Friday 21 January 2011

Jew, Rumah Adat Suku Asmat




Suku Asmat memiliki rumah adat suku Asmat bernama Jew (Rumah Bujang). Rumah Jew memang memiliki posisi yang istimewa dalam struktur suku Asmat.  Di rumah bujang ini, dibicarakan segala urusan yang menyangkut kehidupan warga, mulai dari perencanaan perang, hingga keputusan menyangkut desa mereka. Jew adalah tempat yang dianggap sakral bagi suku Asmat. Ada sejumlah aturan adat di dalamnya yang harus dipelajari dan dipahami oleh orang Asmat sendiri, termasuk syarat membangun Jew.

Di dalam rumah adat suku Asmat ini juga tersimpan persenjataan suku Asmat seperti, tombak, panah untuk berburu, dan Noken. Noken adalah serat tumbuhan yang dianyam  menjadi sebuah tas. Tidak sembarang orang boleh menyentuh noken yang disimpan di dalam rumah adat suku Asmat ini.  Noken ini dipercaya dapat menyembuhkan berbagai penyakit.
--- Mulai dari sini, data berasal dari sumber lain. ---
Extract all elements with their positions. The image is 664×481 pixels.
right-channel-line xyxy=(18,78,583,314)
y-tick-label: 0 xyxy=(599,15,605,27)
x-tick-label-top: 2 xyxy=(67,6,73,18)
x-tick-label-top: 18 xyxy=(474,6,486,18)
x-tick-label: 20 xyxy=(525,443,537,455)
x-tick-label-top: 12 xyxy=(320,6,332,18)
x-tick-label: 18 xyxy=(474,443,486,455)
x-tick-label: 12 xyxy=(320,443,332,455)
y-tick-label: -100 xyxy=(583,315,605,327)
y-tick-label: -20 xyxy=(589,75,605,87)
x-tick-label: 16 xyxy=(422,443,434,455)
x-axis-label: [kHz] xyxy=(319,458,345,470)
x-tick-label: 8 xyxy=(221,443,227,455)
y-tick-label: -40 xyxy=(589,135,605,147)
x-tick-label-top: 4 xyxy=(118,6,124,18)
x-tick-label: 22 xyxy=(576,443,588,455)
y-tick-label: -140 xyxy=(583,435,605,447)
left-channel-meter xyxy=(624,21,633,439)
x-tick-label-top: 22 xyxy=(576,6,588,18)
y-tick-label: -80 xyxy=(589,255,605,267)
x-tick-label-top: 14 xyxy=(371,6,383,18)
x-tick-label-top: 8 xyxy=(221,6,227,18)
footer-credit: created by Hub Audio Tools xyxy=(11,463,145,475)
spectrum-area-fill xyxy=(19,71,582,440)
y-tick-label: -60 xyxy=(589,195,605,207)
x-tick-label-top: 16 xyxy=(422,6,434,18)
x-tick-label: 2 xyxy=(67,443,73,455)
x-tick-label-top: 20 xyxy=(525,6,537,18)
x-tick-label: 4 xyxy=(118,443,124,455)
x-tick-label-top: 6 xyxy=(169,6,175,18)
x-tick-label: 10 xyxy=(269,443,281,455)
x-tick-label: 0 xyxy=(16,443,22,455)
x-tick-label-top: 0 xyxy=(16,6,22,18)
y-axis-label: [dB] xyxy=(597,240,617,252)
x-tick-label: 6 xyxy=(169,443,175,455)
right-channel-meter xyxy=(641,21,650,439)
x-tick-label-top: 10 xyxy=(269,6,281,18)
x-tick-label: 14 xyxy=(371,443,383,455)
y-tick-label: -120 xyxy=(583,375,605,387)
Ada syarat dan terapi-terapi tertentu yang harus dipatuhi pasien dan dipastikan sembuh. 

Seorang suku asmat di rumah bujang tersebut menceritakan bahwa pasien yang berobat secara adat, asal mematuhi aturan-aturan tersebut, kelak akan sembuh dalam waktu singkat.
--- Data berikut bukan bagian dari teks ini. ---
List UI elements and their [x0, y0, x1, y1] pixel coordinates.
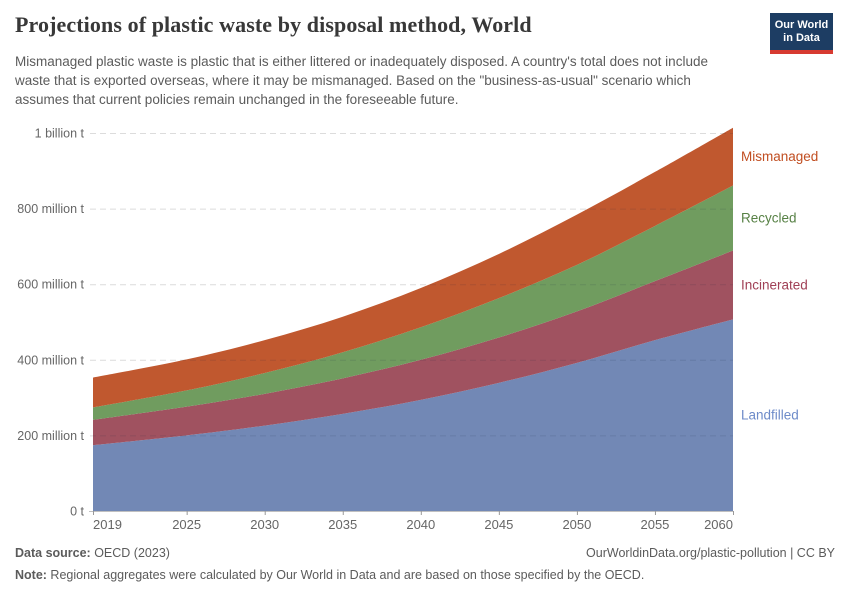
- legend-label-landfilled[interactable]: Landfilled: [741, 408, 799, 423]
- legend-label-mismanaged[interactable]: Mismanaged: [741, 149, 818, 164]
- legend: Landfilled Incinerated Recycled Mismanaged: [741, 149, 818, 423]
- y-tick-label-800: 800 million t: [17, 202, 84, 216]
- legend-label-incinerated[interactable]: Incinerated: [741, 277, 808, 292]
- owid-url-link[interactable]: OurWorldinData.org/plastic-pollution | C…: [586, 546, 835, 560]
- page-title: Projections of plastic waste by disposal…: [15, 12, 532, 37]
- x-tick-label-2060: 2060: [704, 517, 733, 532]
- x-tick-label-2040: 2040: [406, 517, 435, 532]
- stacked-areas: [93, 127, 733, 511]
- x-tick-label-2030: 2030: [250, 517, 279, 532]
- x-tick-label-2050: 2050: [562, 517, 591, 532]
- owid-logo-line1: Our World: [774, 19, 829, 31]
- y-axis-labels: 0 t 200 million t 400 million t 600 million…: [17, 127, 84, 519]
- footnote-value: Regional aggregates were calculated by O…: [46, 568, 645, 582]
- footnote: Note: Regional aggregates were calculate…: [15, 568, 835, 582]
- owid-logo-line2: in Data: [783, 32, 820, 44]
- y-tick-label-200: 200 million t: [17, 429, 84, 443]
- area-landfilled[interactable]: [93, 319, 733, 511]
- area-incinerated[interactable]: [93, 250, 733, 446]
- x-tick-label-2019: 2019: [93, 517, 122, 532]
- x-tick-label-2055: 2055: [640, 517, 669, 532]
- y-tick-label-1000: 1 billion t: [35, 127, 85, 141]
- y-tick-label-0: 0 t: [70, 505, 84, 519]
- y-tick-label-600: 600 million t: [17, 278, 84, 292]
- area-recycled[interactable]: [93, 185, 733, 420]
- legend-label-recycled[interactable]: Recycled: [741, 211, 797, 226]
- data-source-label: Data source:: [15, 546, 91, 560]
- x-axis: 2019 2025 2030 2035 2040 2045 2050 2055 2060: [89, 511, 734, 532]
- x-tick-label-2045: 2045: [484, 517, 513, 532]
- data-source-value: OECD (2023): [90, 546, 170, 560]
- footnote-label: Note:: [15, 568, 47, 582]
- data-source: Data source: OECD (2023): [15, 546, 170, 560]
- chart-subtitle: Mismanaged plastic waste is plastic that…: [15, 54, 708, 107]
- x-tick-label-2035: 2035: [328, 517, 357, 532]
- owid-logo[interactable]: Our World in Data: [770, 13, 833, 54]
- x-tick-label-2025: 2025: [172, 517, 201, 532]
- stacked-area-chart[interactable]: 2019 2025 2030 2035 2040 2045 2050 2055 2060 0 t 2…: [0, 112, 850, 552]
- chart-footer: Data source: OECD (2023) OurWorldinData.…: [15, 546, 835, 582]
- area-mismanaged[interactable]: [93, 127, 733, 408]
- y-tick-label-400: 400 million t: [17, 353, 84, 367]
Berikut beberapa hal menyangkut rumah adat suku Asmat (Jew) :
  • Rumah adat suku Asmat yang dibuat dari kayu ini selalu didirikan menghadap ke arah sungai.
  • Panjang rumah adat suku Asmat ini bisa berpuluh-puluh meter. Bahkan ada Jew yang panjangnya bisa sampai lima puluh meter dengan lebar belasan meter.
  • Sebagai tiang penyangga utama rumah adat suku Asmat, mereka menggunakan kayu besi yang kemudian diukir dengan seni ukir suku Asmat
  • Mereka tidak menggunakan paku atau bahan-bahan non alami lainnya, tapi orang Asmat menggunakan bahan-bahan dari alam seperti tali dari rotan dan akar pohon.
  • Atap rumah adat suku Asmat ini terbuat dari daun sagu atau daun nipah yang telah dianyam. Biasanya warga duduk beramai-ramai menganyamnya sampai selesai.
  • Jumlah pintu jew sama dengan jumlah tungku api dan patung bis. Patung Bis mencerminkan gambaran leluhur dari masing-masing rumpun suku Asmat. Mereka percaya patung- patung ini akan menjaga rumah mereka dari pengaruh jahat.Jumlah pintu ini juga dianggap mencerminkan jumlah rumpun suku Asmat yang berdiam di sekitar rumah adat suku asmat.

Setelah rumah Jew berdiri, para lelaki biasanya pergi berburu menggunakan perahu Chi untuk memenggal kepala musuh. Suku Asmat memiliki keunikan dalam mendayung perahu Chi yang bentuknya menyerupai lesung, yang terbuat dari pohon ketapang rawa, panjang sebuah chi bisa mencapai dua belas meter. Untuk membuatnya diperlukan waktu satu sampai dua minggu. Dayungnya terbuat dari kayu pala hutan dan bentuknya menyerupai tombak panjang. Sebagian perahu Chi diberi ukiran ular di tepinya serta ukiran khas Asmat di bagian kepalanya.

Ular merupakan simbol hubungan antara suku asmat dengan alam. Perahu menjadi alat yang penting bagi mereka untuk mencari ikan sepanjang hari. Mengambil sagu, berburu buaya, berdagang, bahkan berperang. Dengan perahu ini, mereka bisa melintasi sungai hingga puluhan kilometer. Kedekatan suku Asmat dengan perahu kini menjadi atraksi menarik.

Atraksi ini menggambarkan bagaimana suku Asmat berperang. Namun semenjak misionaris datang sekitar tahun lima puluhan, perang antar suku sudah tidak ada.
Saat kembali, tetua adat akan menyambut mereka, menanyakan jumlah musuh yang berhasil dibunuh. Pesta pengukuhan rumah Jew dilakukan sepanjang malam. Mereka menari dan bernyanyi diiringi pukulan alat musik tradisonal Papua, Tifa.
Dengan melakukan atraksi ini, orang suku Asmat percaya, roh para leluhur mereka akan datang dan akan menjaga rumah mereka.

Jew adalah salah satu bagian dari nilai-nilai suku asmat yang melihat rumah sebagai bagian yang tidak terpisahkan dari kehidupan mereka. Suku Asmat, selain itu pandai membuat ukiran dan memahat yang sarat simbol leluhur mereka.